Trzy kobiety zaginione przed około 10 laty, odnaleziono w poniedziałek żywe w Cleveland w środkowej części USA. Okazało się, że były więzione w domu niedaleko miejsc, gdzie widziano je po raz ostatni. Policja aresztowała trzech braci podejrzanych o porwanie.

Wolność kobiety zawdzięczają sąsiadowi domu, w którym je przetrzymywano. Charles Ramsey usłyszał ich krzyki i poszedł sprawdzić, co się dzieje. Kiedy zobaczył kobietę usiłującą wydostać się z domu, uświadomił sobie, że to zaginiona przed laty dziewczyna z tej okolicy, Amanda Berry.

- Myślałem, że dziewczyna nie żyje - powiedział potem dziennikarzom Ramsey, dodając, że przecież Amanda zniknęła z domu "jako mała dziewczynka". Mężczyzna dał kobiecie swój telefon komórkowy, a ta natychmiast zadzwoniła na numer 911.

- Pomóżcie mi! Jestem Amanda Berry... Zostałam porwana i byłam zaginiona przez 10 lat, a teraz jestem tutaj. Teraz jestem wolna - to pierwsze słowa kobiety zarejestrowane przez dyspozytora. Amanda podała nazwisko jej porywacza, powiedziała, że jest on teraz poza domem i wezwała policję, żeby szybko przyjeżdżała.

Chłopaki z sąsiedztwa

Mężczyzna wskazany przez Amandę to 52-letni Ariel Castro, kierowca szkolnego autobusu. Jest właścicielem domu, w którym więziono kobiety. Ale policja aresztowała jako podejrzanych w sprawie także dwóch braci Ariela, kórzy mają 50 i 54 lat.

- Tej sprawie towarzyszy wiele pytań, na które nie znamy jeszcze odpowiedzi - powiedział burmistrz Cleveland, Frank Jackson.
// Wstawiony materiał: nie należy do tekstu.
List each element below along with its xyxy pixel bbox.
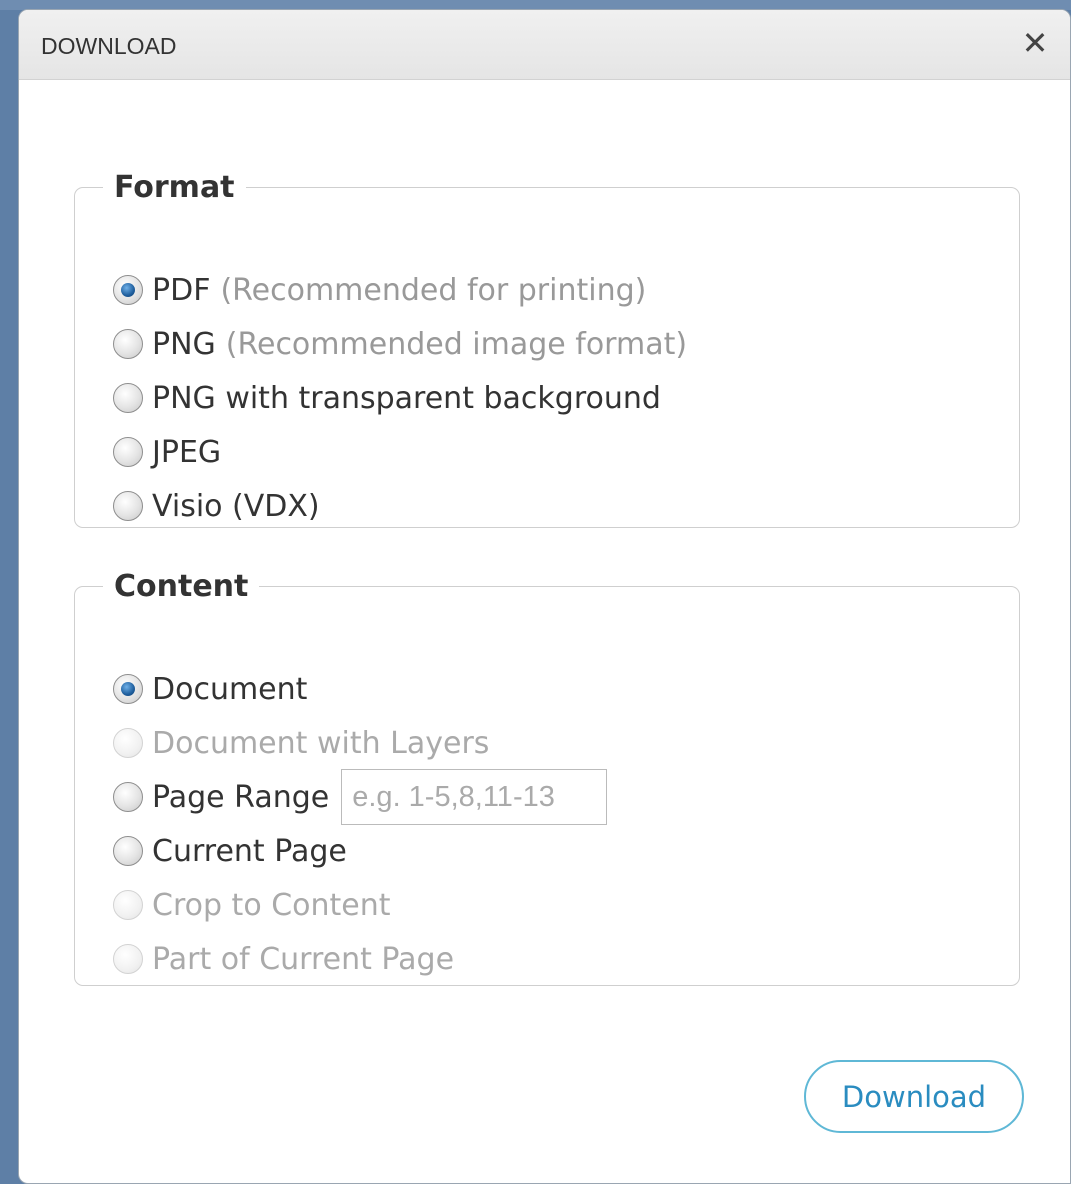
content-option-crop: Crop to Content bbox=[113, 878, 607, 932]
close-icon[interactable]: ✕ bbox=[1018, 26, 1052, 60]
format-option-hint: (Recommended for printing) bbox=[220, 272, 647, 308]
content-option-page-range[interactable]: Page Range bbox=[113, 769, 608, 825]
format-option-jpeg[interactable]: JPEG bbox=[113, 425, 687, 479]
format-option-png[interactable]: PNG (Recommended image format) bbox=[113, 317, 687, 371]
content-option-label: Current Page bbox=[152, 833, 347, 869]
page-range-input[interactable] bbox=[341, 769, 608, 825]
download-dialog: DOWNLOAD ✕ Format PDF (Recommended for p… bbox=[18, 9, 1071, 1184]
radio-unchecked-icon[interactable] bbox=[113, 437, 143, 467]
radio-unchecked-icon[interactable] bbox=[113, 782, 143, 812]
content-options: Document Document with Layers Page Range… bbox=[113, 662, 608, 986]
format-options: PDF (Recommended for printing) PNG (Reco… bbox=[113, 263, 687, 533]
radio-disabled-icon bbox=[113, 890, 143, 920]
format-option-pdf[interactable]: PDF (Recommended for printing) bbox=[113, 263, 687, 317]
content-legend: Content bbox=[114, 569, 249, 604]
format-option-hint: (Recommended image format) bbox=[225, 326, 688, 362]
format-option-visio[interactable]: Visio (VDX) bbox=[113, 479, 687, 533]
content-option-label: Crop to Content bbox=[152, 887, 391, 923]
dialog-titlebar: DOWNLOAD ✕ bbox=[19, 10, 1070, 80]
radio-unchecked-icon[interactable] bbox=[113, 836, 143, 866]
format-option-label: Visio (VDX) bbox=[152, 488, 320, 524]
content-fieldset: Content Document Document with Layers Pa… bbox=[74, 569, 1020, 986]
dialog-title: DOWNLOAD bbox=[41, 33, 177, 59]
radio-unchecked-icon[interactable] bbox=[113, 329, 143, 359]
content-option-label: Document bbox=[152, 671, 308, 707]
format-option-label: PNG bbox=[152, 326, 216, 362]
radio-disabled-icon bbox=[113, 944, 143, 974]
format-fieldset: Format PDF (Recommended for printing) PN… bbox=[74, 170, 1020, 528]
format-legend: Format bbox=[114, 170, 235, 205]
download-button[interactable]: Download bbox=[804, 1060, 1024, 1133]
content-option-label: Document with Layers bbox=[152, 725, 490, 761]
content-option-current-page[interactable]: Current Page bbox=[113, 824, 607, 878]
content-option-document[interactable]: Document bbox=[113, 662, 607, 716]
radio-checked-icon[interactable] bbox=[113, 275, 143, 305]
radio-disabled-icon bbox=[113, 728, 143, 758]
format-option-png-transparent[interactable]: PNG with transparent background bbox=[113, 371, 687, 425]
radio-unchecked-icon[interactable] bbox=[113, 491, 143, 521]
content-option-document-layers: Document with Layers bbox=[113, 716, 607, 770]
content-option-label: Page Range bbox=[152, 779, 330, 815]
radio-unchecked-icon[interactable] bbox=[113, 383, 143, 413]
radio-checked-icon[interactable] bbox=[113, 674, 143, 704]
format-option-label: JPEG bbox=[152, 434, 222, 470]
format-option-label: PDF bbox=[152, 272, 211, 308]
format-option-label: PNG with transparent background bbox=[152, 380, 661, 416]
content-option-part-of-page: Part of Current Page bbox=[113, 932, 607, 986]
content-option-label: Part of Current Page bbox=[152, 941, 455, 977]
Wiadomo natomiast, że porwane kobiety najprawdopodobniej od początku były więzione właśnie w tym domu, z którego uwolniono je po przeszło 10 latach.

Przy tej samej ulicy sklep spożywczy ma Caesar Castro, stryj aresztowanych braci. - Wszyscy są w szoku - mówi i dodaje, że uważał Ariela - który w wolnych chwilach grał na basie - za "fajnego chłopaka". Ze słów stryja aresztowanych wynika, że znali oni dobrze co najmniej jedną z porwanych. Jak przyznał Caesar Castro, członkowie jego rodziny "dorastali razem" z członkami rodziny DeJesus.

Trzy porwania w tej samej okolicy

To właśnie Gina DeJesus jest jedną z trzech ofiar porywaczy. Zaginęła w 2004 r., gdy miała 14 lat. Wracała ze szkoły do domu. Amanda Berry zniknęła w 2003 roku, gdy miała 16 lat. Po raz ostatni widziano ją, gdy wychodziła z restauracji fast-food, w której pracowała. W przeddzień swoich 17. urodzin. Trzecia kobieta to Michelle Knight, która miała 20 lat, gdy zaginęła w 2002 r.

Cała trójka została zabrana do szpitala, gdzie lekarze stwierdzili, że kobiety są "bezpieczne" i "wydają się być w dobrej kondycji". Szpital nie chciał natomiast komentować nieoficjalnych doniesień mediów, że w domu z kobietami była także dwójka dzieci.